/nlg-gan

An attempt to use a Generative Adversarial Network (GAN) for natural language generation.

Primary LanguagePython

nlg-gan

This is a project I started for fun after reading about GANs and wondering if they could be applied to natural language processing. The endeavor was primarily a learning experience, helping familiarize myself with Tensorflow and deep learning in general. It did not produce practical results, and although I extensively documented some parts of it for some reason, it is only really preserved here for myself.

The primary challenge of applying GANs to NLP is that language is generally a discrete space (each word is a distinct point), and GANs require a continuous output space in order to propagate gradients back and forth between the discriminator and the generator. My solution to this problem is essentially just to use word vectors as a continuous input/output space. The outputs of the generator do not necessarily fall directly on existing words, but can be interpreted more as "meanings" in the word vector space. In order to get actual text back from the generator for humans to read, I preform a nearest-neighbor search among the dictionary of word vectors.

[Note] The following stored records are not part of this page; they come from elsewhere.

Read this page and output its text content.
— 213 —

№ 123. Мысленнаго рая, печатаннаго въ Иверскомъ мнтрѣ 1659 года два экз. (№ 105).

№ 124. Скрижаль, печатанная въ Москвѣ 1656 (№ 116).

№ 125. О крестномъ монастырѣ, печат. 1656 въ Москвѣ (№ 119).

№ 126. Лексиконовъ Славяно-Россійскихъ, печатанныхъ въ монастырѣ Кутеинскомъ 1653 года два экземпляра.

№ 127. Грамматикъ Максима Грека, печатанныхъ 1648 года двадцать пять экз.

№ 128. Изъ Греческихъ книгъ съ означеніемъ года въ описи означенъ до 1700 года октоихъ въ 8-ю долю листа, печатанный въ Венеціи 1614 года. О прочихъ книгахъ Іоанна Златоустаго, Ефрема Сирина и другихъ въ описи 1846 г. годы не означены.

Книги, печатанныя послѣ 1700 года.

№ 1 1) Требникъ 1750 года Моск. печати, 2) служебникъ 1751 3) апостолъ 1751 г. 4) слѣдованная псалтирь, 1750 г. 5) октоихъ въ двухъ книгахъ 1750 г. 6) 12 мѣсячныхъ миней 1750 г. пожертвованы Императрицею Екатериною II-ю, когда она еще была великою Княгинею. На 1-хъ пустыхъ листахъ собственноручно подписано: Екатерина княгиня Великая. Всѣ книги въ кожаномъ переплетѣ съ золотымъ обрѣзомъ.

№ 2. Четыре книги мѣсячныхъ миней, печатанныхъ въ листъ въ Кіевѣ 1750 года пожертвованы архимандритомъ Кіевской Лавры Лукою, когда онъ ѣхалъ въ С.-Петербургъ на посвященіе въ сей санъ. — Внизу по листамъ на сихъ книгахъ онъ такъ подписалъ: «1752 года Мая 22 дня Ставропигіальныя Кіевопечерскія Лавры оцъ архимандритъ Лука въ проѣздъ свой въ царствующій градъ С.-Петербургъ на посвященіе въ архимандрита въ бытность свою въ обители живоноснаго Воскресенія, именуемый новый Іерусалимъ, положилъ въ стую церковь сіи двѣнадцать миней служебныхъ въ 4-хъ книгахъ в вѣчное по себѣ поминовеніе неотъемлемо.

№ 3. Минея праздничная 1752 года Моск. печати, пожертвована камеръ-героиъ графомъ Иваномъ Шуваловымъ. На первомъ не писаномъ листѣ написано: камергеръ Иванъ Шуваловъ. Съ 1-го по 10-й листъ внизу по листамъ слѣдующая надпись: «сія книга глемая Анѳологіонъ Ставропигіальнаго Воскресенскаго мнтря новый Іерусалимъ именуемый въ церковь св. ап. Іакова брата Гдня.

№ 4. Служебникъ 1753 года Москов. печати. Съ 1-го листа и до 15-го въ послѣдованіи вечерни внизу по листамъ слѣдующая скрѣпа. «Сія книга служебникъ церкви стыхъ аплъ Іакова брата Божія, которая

For the purposes of this project, I used pre-trained word vectors from GloVe, which are located here (not included in repo).

For both the generator and the discriminator, I used a basic LSTM architecture with no peephole connections.

Training the network proved difficult, and I often ran into mode collapse with the generator. Adding dropout and instance noise helped some, but I found most of my improvements in avoiding collapse came from adjusting my training schedule.

Towards the end, I began to produce sentences that each seemed to stay on the same subject and were sometimes somewhat grammatically correct. However, they were still nowhere near convincing nor did they compare to other, simpler, NLG techniques.